退職後、子どもの手が少し離れてから新しく仕事を探した場合、まったく未経験の職種に就く可能性もあり、思いがけないキャリアチェンジだともいえるでしょう。
出産・育児で価値観が変わる
芸能人でも、出産後、子どもの健康や将来を考えるうちに地球環境や社会問題に興味を持ち、仕事や発信の内容がガラッと変わる人を見かけます。
これまで仕事で成果を出すことや会社に貢献することが最優先だった人も、出産を機に仕事への価値観・求めるものが変わる可能性も十分にあります。
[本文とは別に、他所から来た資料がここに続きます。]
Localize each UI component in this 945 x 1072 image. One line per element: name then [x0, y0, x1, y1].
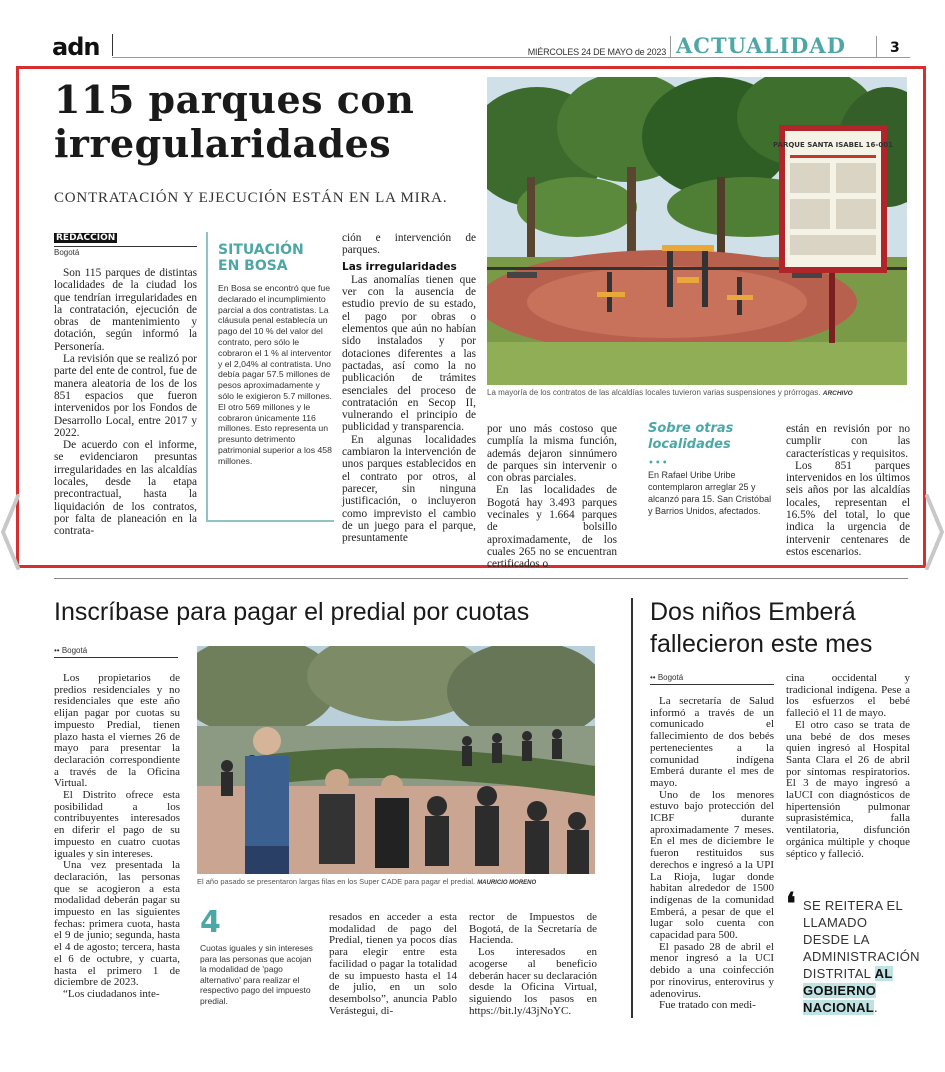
main-column-3	[342, 232, 476, 544]
predial-kicker: •• Bogotá	[54, 646, 178, 658]
main-headline: 115 parques con irregularidades	[54, 77, 415, 166]
paragraph: El otro caso se trata de una bebé de dos meses quien ingresó al Hospital Santa Clara el 26 de abril por síntomas respiratorios. El 3 de mayo ingresó a laUCI con diagnósticos de hipertensión pulmonar suprasistémica, falla ventilatoria, disfunción orgánica múltiple y choque séptico y falleció.	[786, 718, 910, 860]
paragraph-continued: están en revisión por no cumplir con las características y requisitos.	[786, 423, 910, 460]
subhead: Las irregularidades	[342, 260, 457, 273]
predial-column-1	[54, 673, 180, 1001]
pull-quote	[803, 897, 920, 1016]
paragraph: Una vez presentada la declaración, las personas que se acogieron a esta modalidad deberán pagar su impuesto en las siguientes fechas: primera cuota, hasta el 9 de junio; segunda, hasta el 4 de agosto; tercera, hasta el 6 de octubre, y cuarta, hasta el primero 1 de diciembre de 2023.	[54, 859, 180, 989]
section-label: ACTUALIDAD	[676, 33, 846, 58]
main-column-1	[54, 267, 197, 538]
paragraph: El Distrito ofrece esta posibilidad a los contribuyentes interesados en diferir el pago de su impuesto en cuatro cuotas iguales y sin intereses.	[54, 789, 180, 860]
sidebar-title: SITUACIÓN EN BOSA	[218, 242, 304, 274]
quote-end: .	[874, 1000, 878, 1015]
queue-illustration	[197, 646, 595, 874]
main-column-6	[786, 423, 910, 558]
paragraph-continued: cina occidental y tradicional indígena. Pese a los esfuerzos el bebé falleció el 11 de mayo.	[786, 672, 910, 720]
paragraph: Los 851 parques intervenidos en los últimos seis años por las alcaldías locales, representan el 16.5% del total, lo que indica la urgencia de intervenir centenares de estos escenarios.	[786, 459, 910, 558]
paragraph: Uno de los menores estuvo bajo protección del ICBF durante aproximadamente 7 meses. En el mes de diciembre le fueron restituidos sus derechos e ingresó a la UPI La Rioja, lugar donde habitan alrededor de 1500 indígenas de la comunidad Emberá, a pesar de que el lugar solo cuenta con capacidad para 500.	[650, 788, 774, 942]
paragraph: Son 115 parques de distintas localidades de la ciudad los que tendrían irregularidades en la contratación, ejecución de obras de mantenimiento y dotación, según informó la Personería.	[54, 267, 197, 353]
section-divider	[54, 578, 908, 579]
paragraph: La secretaría de Salud informó a través de un comunicado el fallecimiento de dos bebés pertenecientes a la comunidad indígena Emberá durante el mes de mayo.	[650, 695, 774, 789]
byline: REDACCIÓN	[56, 233, 116, 243]
paragraph-continued: resados en acceder a esta modalidad de pago del Predial, tienen ya pocos días para elegir entre esta facilidad o pagar la totalidad de su impuesto hasta el 14 de julio, en un solo desembolso”, anuncia Pablo Verástegui, di-	[329, 911, 457, 1017]
sidebar-text: En Bosa se encontró que fue declarado el incumplimiento parcial a dos contratistas. La cláusula penal establecía un pago del 10 % del valor del contrato, pero sólo le cobraron el 1 % al interventor y el 2,04% al contratista. Uno debía pagar 57.5 millones de pesos aproximadamente y sólo le exigieron 5.7 millones. El otro 569 millones y le cobraron únicamente 116 millones. Esto representa un presunto detrimento patrimonial superior a los 458 millones.	[218, 283, 332, 466]
byline-city: Bogotá	[54, 246, 197, 257]
photo-credit: ARCHIVO	[822, 390, 853, 397]
quote-mark-icon: ❛	[786, 887, 796, 922]
page-number: 3	[890, 40, 900, 56]
embera-headline: Dos niños Emberá fallecieron este mes	[650, 598, 873, 658]
paragraph: El pasado 28 de abril el menor ingresó a la UCI debido a una coinfección por rinovirus, enterovirus y adenovirus.	[650, 940, 774, 1000]
next-page-arrow-icon[interactable]	[925, 494, 945, 570]
section-divider-left	[670, 36, 671, 58]
paragraph: Las anomalías tienen que ver con la ausencia de estudio previo de su estado, el pago por obras o elementos que aún no habían sido instalados y por dotaciones diferentes a las pactadas, así como la no publicación de trámites esenciales del proceso de contratación en Secop II, vulnerando el principio de publicidad y transparencia.	[342, 273, 476, 434]
main-deck: CONTRATACIÓN Y EJECUCIÓN ESTÁN EN LA MIRA.	[54, 190, 448, 206]
quote-highlight: AL GOBIERNO NACIONAL	[803, 966, 893, 1015]
park-illustration	[487, 77, 907, 385]
paragraph: En algunas localidades cambiaron la intervención de unos parques establecidos en el contrato por otros, al parecer, sin ninguna justificación, o incluyeron como imprevisto el cambio de un juego para el parque, presuntamente	[342, 433, 476, 545]
paragraph: La revisión que se realizó por parte del ente de control, fue de manera aleatoria de los de los 851 espacios que fueron intervenidos por los Fondos de Desarrollo Local, entre 2017 y 2022.	[54, 353, 197, 439]
logo-divider	[112, 34, 113, 56]
paragraph: Los interesados en acogerse al beneficio deberán hacer su declaración desde la Oficina Virtual, siguiendo los pasos en https://bit.ly/43jNoYC.	[469, 946, 597, 1017]
caption-text: La mayoría de los contratos de las alcaldías locales tuvieron varias suspensiones y prórrogas.	[487, 388, 821, 397]
paragraph: “Los ciudadanos inte-	[63, 987, 160, 1000]
predial-headline: Inscríbase para pagar el predial por cuotas	[54, 598, 530, 626]
queue-photo	[197, 646, 595, 874]
park-photo	[487, 77, 907, 385]
sign-text: PARQUE SANTA ISABEL 16-001	[773, 141, 893, 149]
other-localities-text: En Rafael Uribe Uribe contemplaron arreglar 25 y alcanzó para 15. San Cristóbal y Barrios Unidos, afectados.	[648, 470, 772, 516]
fact-number: 4	[200, 905, 221, 940]
predial-column-3	[329, 912, 457, 1017]
park-photo-caption	[487, 388, 907, 397]
caption-text: El año pasado se presentaron largas filas en los Super CADE para pagar el predial.	[197, 877, 476, 886]
logo: adn	[52, 33, 100, 61]
column-divider	[631, 598, 633, 1018]
embera-kicker: •• Bogotá	[650, 673, 774, 685]
paragraph: De acuerdo con el informe, se evidenciaron presuntas irregularidades en las alcaldías locales, desde la etapa precontractual, hasta la liquidación de los contratos, por falta de planeación en la contrata-	[54, 439, 197, 538]
quote-text: SE REITERA EL LLAMADO DESDE LA ADMINISTRACIÓN DISTRITAL	[803, 898, 920, 981]
section-divider-right	[876, 36, 877, 58]
queue-photo-caption	[197, 877, 595, 886]
issue-date: MIÉRCOLES 24 DE MAYO de 2023	[527, 47, 666, 57]
fact-text: Cuotas iguales y sin intereses para las personas que acojan la modalidad de 'pago alternativo' para realizar el respectivo pago del impuesto predial.	[200, 943, 313, 1006]
main-column-4	[487, 423, 617, 571]
paragraph: Los propietarios de predios residenciales y no residenciales que este año elijan pagar por cuotas su impuesto Predial, tienen plazo hasta el viernes 26 de mayo para presentar la declaración correspondiente a través de la Oficina Virtual.	[54, 672, 180, 790]
other-localities-dots: •••	[648, 458, 669, 469]
embera-column-2	[786, 673, 910, 860]
paragraph-continued: ción e intervención de parques.	[342, 232, 476, 257]
other-localities-title: Sobre otras localidades	[648, 421, 734, 452]
previous-page-arrow-icon[interactable]	[0, 494, 20, 570]
predial-column-4	[469, 912, 597, 1017]
paragraph-continued: rector de Impuestos de Bogotá, de la Secretaría de Hacienda.	[469, 911, 597, 947]
paragraph: En las localidades de Bogotá hay 3.493 parques vecinales y 1.664 parques de bolsillo aproximadamente, de los cuales 265 no se encuentran certificados o	[487, 484, 617, 571]
paragraph: Fue tratado con medi-	[659, 999, 756, 1012]
embera-column-1	[650, 696, 774, 1012]
paragraph-continued: por uno más costoso que cumplía la misma función, además dejaron sinnúmero de parques sin intervenir o con obras parciales.	[487, 423, 617, 485]
photo-credit: MAURICIO MORENO	[477, 880, 537, 886]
それをきっかけに、「家族と過ごす時間を大切にしたい」「環境に配慮した商品を扱う会社で働きたい」など、価値観が変化したことでキャリアチェンジを考えるママも増えています。
ママのキャリアチェンジ、選択肢はいろいろ
働くママのキャリアチェンジにはさまざまな制約も伴いますが、選択肢は少しずつ増えてきたといえます。
外資系も選択肢に
現在の日本ではまだ、長期的な「キャリアアップ」を視野に色々な部署や職種を経験させるという方針の会社が多いため、キャリアチェンジしたくて転職・就職しても、希望の職種や部署に配属されない可能性もあります。
特定の分野でプロフェッショナルを目指す人は、職種ごとの採用が多い外資系の企業に応募するという方法も。
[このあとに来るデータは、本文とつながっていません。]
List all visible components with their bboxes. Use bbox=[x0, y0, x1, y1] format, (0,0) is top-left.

英語がペラペラでなくてもOKな会社も意外とあり、フレックス制やテレワークを導入している会社も少なくありません。
ただし、ある程度の実務能力が求められているため、前職で別の職種だった人は、学生時代に専攻していた・資格取得・前職のスキルが応用できるなど、何らかの強みを持っておく必要があるでしょう。
時短勤務の専門職も増えている
パートタイムや時短勤務の仕事は、依然としてサービスや販売・一般事務などが多いものの、少しずつ「営業」「人事」「労務」「保険」といった専門職も増えてきています。
リモートワーク・テレワーク・在宅ワーク
フルタイム採用でも、出勤は週2日で残りはリモートワークが可能という会社も出てきていますし、クラウドソーシングの発達によりフリーランスとして在宅で働く道も広がってきています。
リモートワークで長く働ける体制を整えておけば、育児中はもちろん、将来「実家の1人暮らしの母が少しずつ身体が不自由に…」という場合でも、介護をしながらリモートで働くことも可能です。
まとめ
出産・育児で人生のステージは大きく変化し、キャリアの中断に焦ってしまう人もいるかもしれません。
しかし、どんな状況でも、キャリアチェンジがしたいのか働き方を変えたいのかなど、自分が本当に優先したいものを見極めて判断すればきっと道は開けるはず。
出産と育児を経て鍛えられた、ママたちの無駄のない時間配分やタスク管理能力は必ずキャリアチェンジの強い味方となるでしょう。